Na capital, milhares de pessoas concentraram-se junto a instalações militares para apelar às Forças Armadas a mudar de lado e deixar entrar a ajuda. A dada altura foram até ao aeroporto militar de La Carlota.
Só 23 deserções
Estas manifestações de apelo aos militares foram um ponto a favor de Guaidó, mas se o objectivo era uma mudança de lado das tropas, esse foi gorado. Mesmo assim, a cada deserção filmada na fronteira entre a Colômbia e a Venezuela, Guaidó ia publicando os vídeos na sua conta no Twitter, e cada soldado que passava de lado era celebrado como uma vitória. Segundo a Colômbia, 23 desertaram.
O autoproclamado Presidente interino fez vários apelos aos militares: “Bem-vindos ao lado certo da História”, disse Guaidó no início do dia, prometendo “amnistia e garantias a quem ficar do lado do povo”.
O dia foi um vai-e-vem de tensão e ocasional violência. Focando-se em duas pontes na fronteira entre a Venezuela e a Colômbia, os camiões esperavam e duas frentes de soldados venezuelanos deixavam claro que não iriam deixar ninguém passar – com gás lacrimogéneo, primeiro, e disparos, de seguida.
O dia expôs, disse numa conferência de imprensa ao final do dia o secretário general da Organização de Estados Americanos, Luis Almagro, um regime que actua de forma “cobarde, indecente”, que “bloqueou parcialmente até agora a ajuda humanitária”, usando “meios paramilitares como meio de repressão, dispararam contra pessoas desarmadas".
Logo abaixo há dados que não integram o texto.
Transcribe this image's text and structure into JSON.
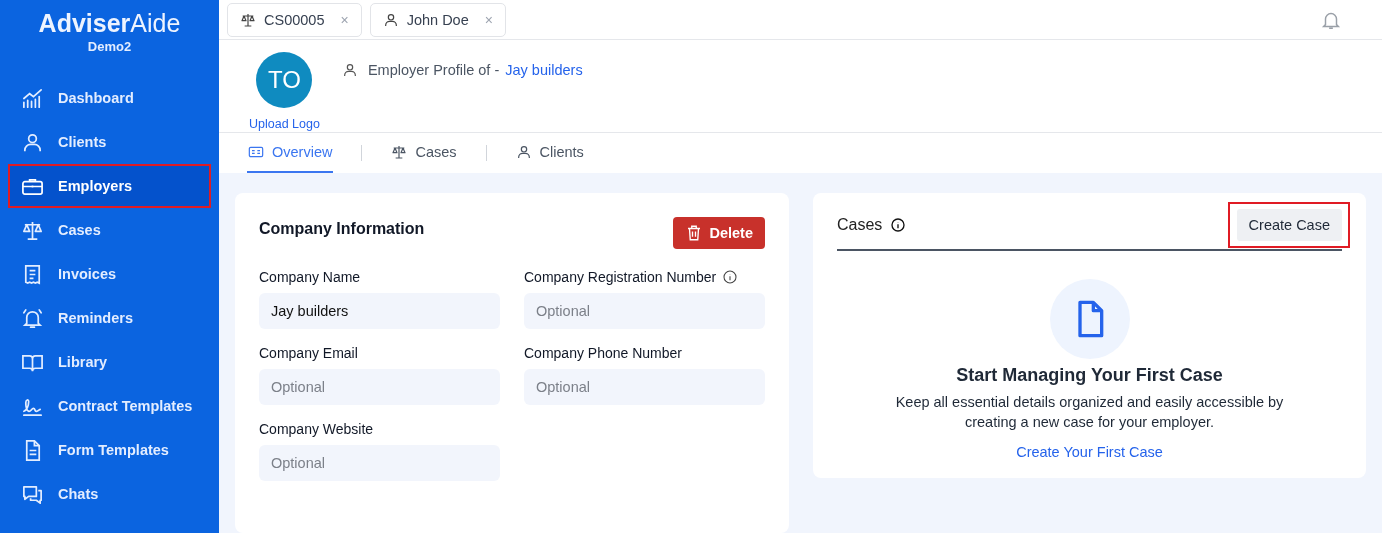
{
  "brand": {
    "name_bold": "Adviser",
    "name_light": "Aide",
    "org": "Demo2"
  },
  "sidebar": {
    "items": [
      {
        "label": "Dashboard",
        "selected": false,
        "highlighted": false
      },
      {
        "label": "Clients",
        "selected": false,
        "highlighted": false
      },
      {
        "label": "Employers",
        "selected": true,
        "highlighted": true
      },
      {
        "label": "Cases",
        "selected": false,
        "highlighted": false
      },
      {
        "label": "Invoices",
        "selected": false,
        "highlighted": false
      },
      {
        "label": "Reminders",
        "selected": false,
        "highlighted": false
      },
      {
        "label": "Library",
        "selected": false,
        "highlighted": false
      },
      {
        "label": "Contract Templates",
        "selected": false,
        "highlighted": false
      },
      {
        "label": "Form Templates",
        "selected": false,
        "highlighted": false
      },
      {
        "label": "Chats",
        "selected": false,
        "highlighted": false
      }
    ]
  },
  "open_tabs": [
    {
      "label": "CS00005",
      "kind": "case",
      "close": "×"
    },
    {
      "label": "John Doe",
      "kind": "client",
      "close": "×"
    }
  ],
  "profile": {
    "avatar_initials": "TO",
    "upload_label": "Upload Logo",
    "title_prefix": "Employer Profile of -",
    "employer_name": "Jay builders"
  },
  "profile_tabs": [
    {
      "label": "Overview",
      "kind": "overview",
      "selected": true
    },
    {
      "label": "Cases",
      "kind": "case",
      "selected": false
    },
    {
      "label": "Clients",
      "kind": "client",
      "selected": false
    }
  ],
  "company_card": {
    "title": "Company Information",
    "delete_button": "Delete",
    "fields": [
      {
        "label": "Company Name",
        "value": "Jay builders",
        "info": false
      },
      {
        "label": "Company Registration Number",
        "placeholder": "Optional",
        "info": true
      },
      {
        "label": "Company Email",
        "placeholder": "Optional",
        "info": false
      },
      {
        "label": "Company Phone Number",
        "placeholder": "Optional",
        "info": false
      },
      {
        "label": "Company Website",
        "placeholder": "Optional",
        "info": false
      }
    ]
  },
  "cases_card": {
    "title": "Cases",
    "create_button": "Create Case",
    "create_button_highlighted": true,
    "empty_title": "Start Managing Your First Case",
    "empty_text": "Keep all essential details organized and easily accessible by creating a new case for your employer.",
    "empty_link": "Create Your First Case"
  }
}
Enquanto isto, Maduro anunciou o corte de relações com a vizinha Colômbia, base operacional da tentativa de passagem da ajuda. “A paciência acabou-se - disse Maduro -, não podemos continuar a suportar a Colômbia ser território usado para ataques na Venezuela”. A Colômbia respondeu que embora não reconhecesse o rompimento das relações (reconhece Guaidó como Presidente), vai retirar o seu pessoal diplomático “para garantir a sua integridade física”.